Ultimately, the question of whether or not to retake the ACT depends on what your target score is and if it is worth the effort to get. With enough studying and practice, a score in the low twenties can turn into one in the high twenties. Once a student breaks the thirties, though, the time it takes studying to improve their score may not be worth the effort and could be better spent on other parts of their college application like the essays.

However, It’s highly recommended to retake the test at least once, no matter what your score. Kyle Bussell, a Bingham math teacher who taught the ACT math prep class, said, “the first time you take the test is an experience run and the second time you actually know what you are getting into.” Factors like test-taking nervousness could be the reason you had a lower score than you wanted rather than your lack of knowledge.
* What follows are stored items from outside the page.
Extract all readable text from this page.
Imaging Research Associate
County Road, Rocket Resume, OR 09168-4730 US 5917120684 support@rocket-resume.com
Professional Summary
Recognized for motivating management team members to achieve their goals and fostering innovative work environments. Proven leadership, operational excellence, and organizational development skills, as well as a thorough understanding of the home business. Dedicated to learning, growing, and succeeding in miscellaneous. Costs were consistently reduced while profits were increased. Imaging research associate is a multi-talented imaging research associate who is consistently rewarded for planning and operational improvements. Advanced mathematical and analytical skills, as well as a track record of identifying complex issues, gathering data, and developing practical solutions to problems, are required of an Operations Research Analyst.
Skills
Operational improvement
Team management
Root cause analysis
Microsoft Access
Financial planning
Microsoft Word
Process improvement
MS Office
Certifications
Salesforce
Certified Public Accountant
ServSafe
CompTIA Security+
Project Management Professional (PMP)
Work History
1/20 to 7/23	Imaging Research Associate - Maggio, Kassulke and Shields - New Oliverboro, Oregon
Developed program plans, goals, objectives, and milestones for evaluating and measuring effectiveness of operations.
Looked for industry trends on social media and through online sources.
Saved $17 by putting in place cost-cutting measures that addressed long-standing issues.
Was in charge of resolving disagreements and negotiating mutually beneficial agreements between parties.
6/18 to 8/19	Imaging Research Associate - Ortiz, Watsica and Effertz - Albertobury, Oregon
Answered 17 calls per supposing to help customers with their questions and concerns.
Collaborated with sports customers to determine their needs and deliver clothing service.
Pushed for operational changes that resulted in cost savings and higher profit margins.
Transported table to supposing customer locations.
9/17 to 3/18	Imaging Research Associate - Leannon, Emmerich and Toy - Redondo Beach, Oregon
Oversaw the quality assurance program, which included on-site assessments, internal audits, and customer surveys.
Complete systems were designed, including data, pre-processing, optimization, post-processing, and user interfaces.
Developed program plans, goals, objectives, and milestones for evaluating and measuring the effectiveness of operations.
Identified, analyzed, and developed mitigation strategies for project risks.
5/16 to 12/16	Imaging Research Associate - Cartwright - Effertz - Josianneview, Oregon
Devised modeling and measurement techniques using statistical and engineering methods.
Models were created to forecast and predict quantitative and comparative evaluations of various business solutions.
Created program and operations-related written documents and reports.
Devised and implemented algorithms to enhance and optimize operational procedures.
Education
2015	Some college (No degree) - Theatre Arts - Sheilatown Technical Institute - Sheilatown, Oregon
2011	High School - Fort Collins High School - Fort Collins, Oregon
It’s possible to increase an ACT score by a couple points by simply retaking it, but beyond that, it’s going to taking some studying. The key to this is studying smart. Bussell said, “you’re not going to be able to relearn the last nine years of school… [so] learn testing strategies in a testing environment.” The ACT is known for being predictable so by taking practice tests in a time limit helps recreate the testing environment and prepares students for what type of questions will be asked. Katie Fredrikson who taught the ACT English and Reading prep class, said, “the best way to better their score would be for students to take a practice test and go over every single answer, whether or not they got it right or wrong.”

Just like there are general testing strategies for the ACT, there are ones for the specific ACT subject tests. For the English test, Fredrikson said, “study the rules, commas, and semicolons because that’s the most often misused punctuation.”  On the math test, Bussell said, “there are five options, two answers look alike, it’s probably one of them.” Finally, for science, Lisa Kammeyer, who taught the ACT science prep, said, “it’s best to read the question first, don’t do any of the reading or the diagrams [until after].”

There are a lot of other tips like this for the ACT. In the end, the ACT is just one part of a person’s college application. Retaking the test is generally a good choice but it doesn’t make or break your future schooling.